Covid-19 has irrevocably changed the nature of how we interact with our commercial spaces. Offices, shopping centers, hotels and leisure space, all have changed. What the future holds is for us to determine and, personally, I think it is positive.
Real estate satisfies a simple premise: people interacting together within buildings and communal spaces. With social distancing, and the fear and trepidation it brings, this both breaks down the actual human interaction but simultaneously engenders the greater desire for the real community.
Pre-Covid, Sierra Balmain was developing a framework evaluating the future of the commercial real estate. An ideally built environment should supplement living with retail, entertainment, leisure, lifestyle, culture, workspace and embrace multichannel logistics. With significant repositioning and repurposing of many buildings ahead of many of us, we believe that this need is more relevant now than ever. It’s time we looked at our real estate with fresh eyes.

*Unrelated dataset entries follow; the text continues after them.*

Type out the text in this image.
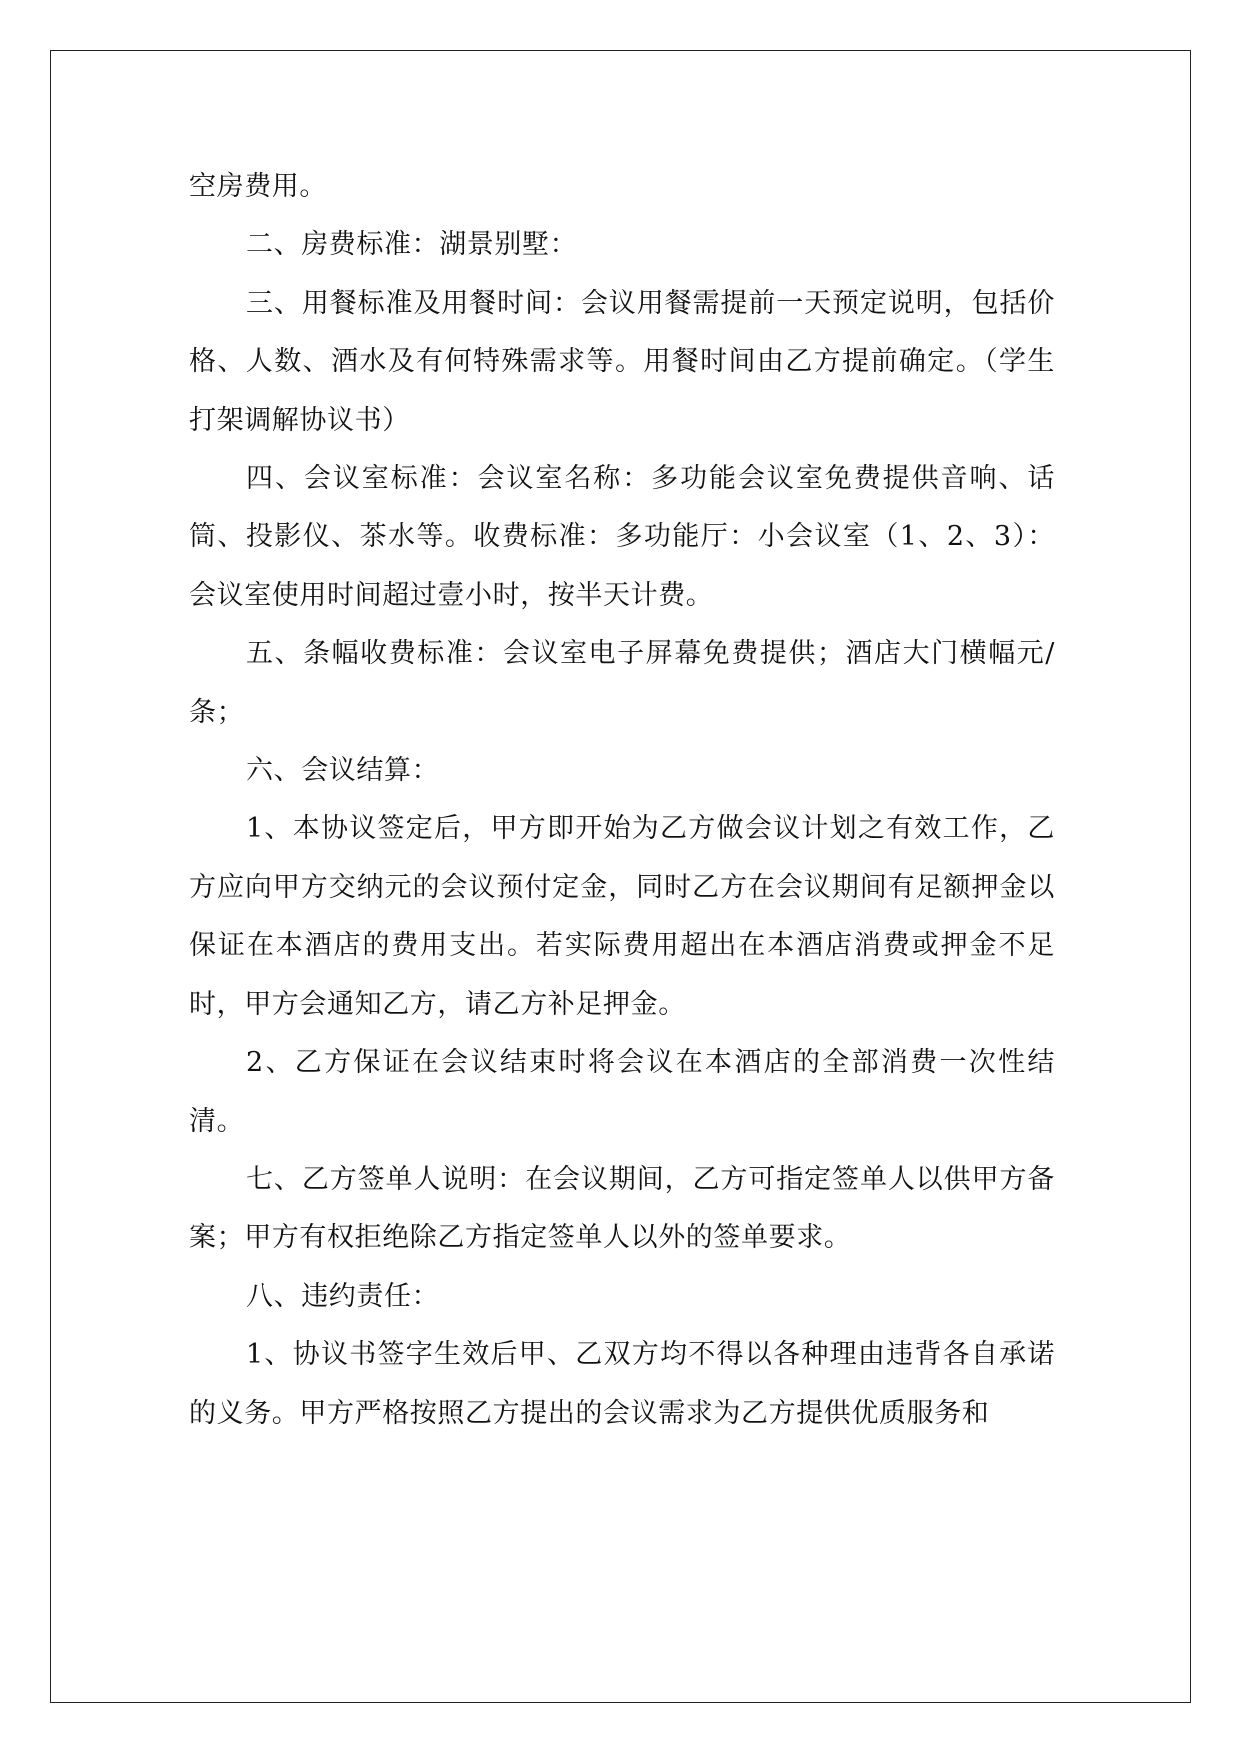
空房费用。

二、房费标准：湖景别墅：

三、用餐标准及用餐时间：会议用餐需提前一天预定说明，包括价格、人数、酒水及有何特殊需求等。用餐时间由乙方提前确定。（学生打架调解协议书）

四、会议室标准：会议室名称：多功能会议室免费提供音响、话筒、投影仪、茶水等。收费标准：多功能厅：小会议室（1、2、3）：会议室使用时间超过壹小时，按半天计费。

五、条幅收费标准：会议室电子屏幕免费提供；酒店大门横幅元/条；

六、会议结算：

1、本协议签定后，甲方即开始为乙方做会议计划之有效工作，乙方应向甲方交纳元的会议预付定金，同时乙方在会议期间有足额押金以保证在本酒店的费用支出。若实际费用超出在本酒店消费或押金不足时，甲方会通知乙方，请乙方补足押金。

2、乙方保证在会议结束时将会议在本酒店的全部消费一次性结清。

七、乙方签单人说明：在会议期间，乙方可指定签单人以供甲方备案；甲方有权拒绝除乙方指定签单人以外的签单要求。

八、违约责任：

1、协议书签字生效后甲、乙双方均不得以各种理由违背各自承诺的义务。甲方严格按照乙方提出的会议需求为乙方提供优质服务和
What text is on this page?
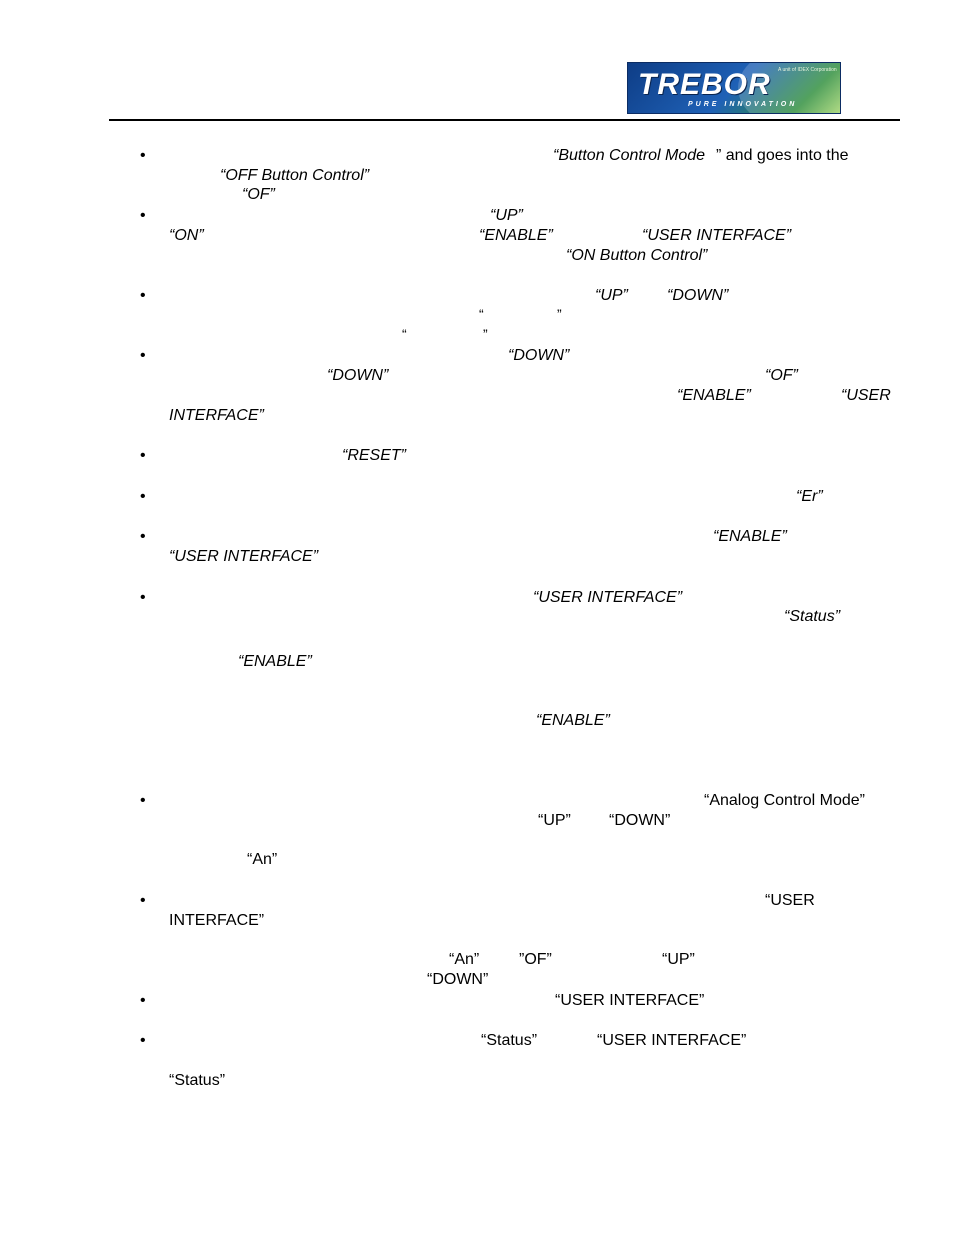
TREBOR A unit of IDEX Corporation
PURE INNOVATION
•
•
•
•
•
•
•
•
•
•
•
•
“Button Control Mode ” and goes into the
“OFF Button Control”
“OF”
“UP”
“ON”	“ENABLE”	“USER INTERFACE”
“ON Button Control”
“UP” “DOWN”
“	”
“	”
“DOWN”
“DOWN”	“OF”
“ENABLE”	“USER
INTERFACE”
“RESET”
“Er”
“ENABLE”
“USER INTERFACE”
“USER INTERFACE”
“Status”
“ENABLE”
“ENABLE”
“Analog Control Mode”
“UP” “DOWN”
“An”
“USER
INTERFACE”
“An” ”OF”	“UP”
“DOWN”
“USER INTERFACE”
“Status”	“USER INTERFACE”
“Status”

Unfortunately, it isn’t as simple as adding a few food trucks, dusting one’s hands and walking off with a smug “job done” face. Physical communities will be far more adaptive and responsive in real-time, interacting with people frequently and with relevance. It is not just the real estate that will need to change, it is the way we look after it and look after each other.
Landlords, lenders and retailers, this is our goal. Let’s bring back the simple essence of what we own and manage. For what other purpose were the residential estate, the office complex, the hotel, the conference center and the shopping facilities built other than to accommodate the needs of the community, or indeed facilitate it?
James Turner is the managing director of Sierra Balmain, a Warsaw-based property investment firm.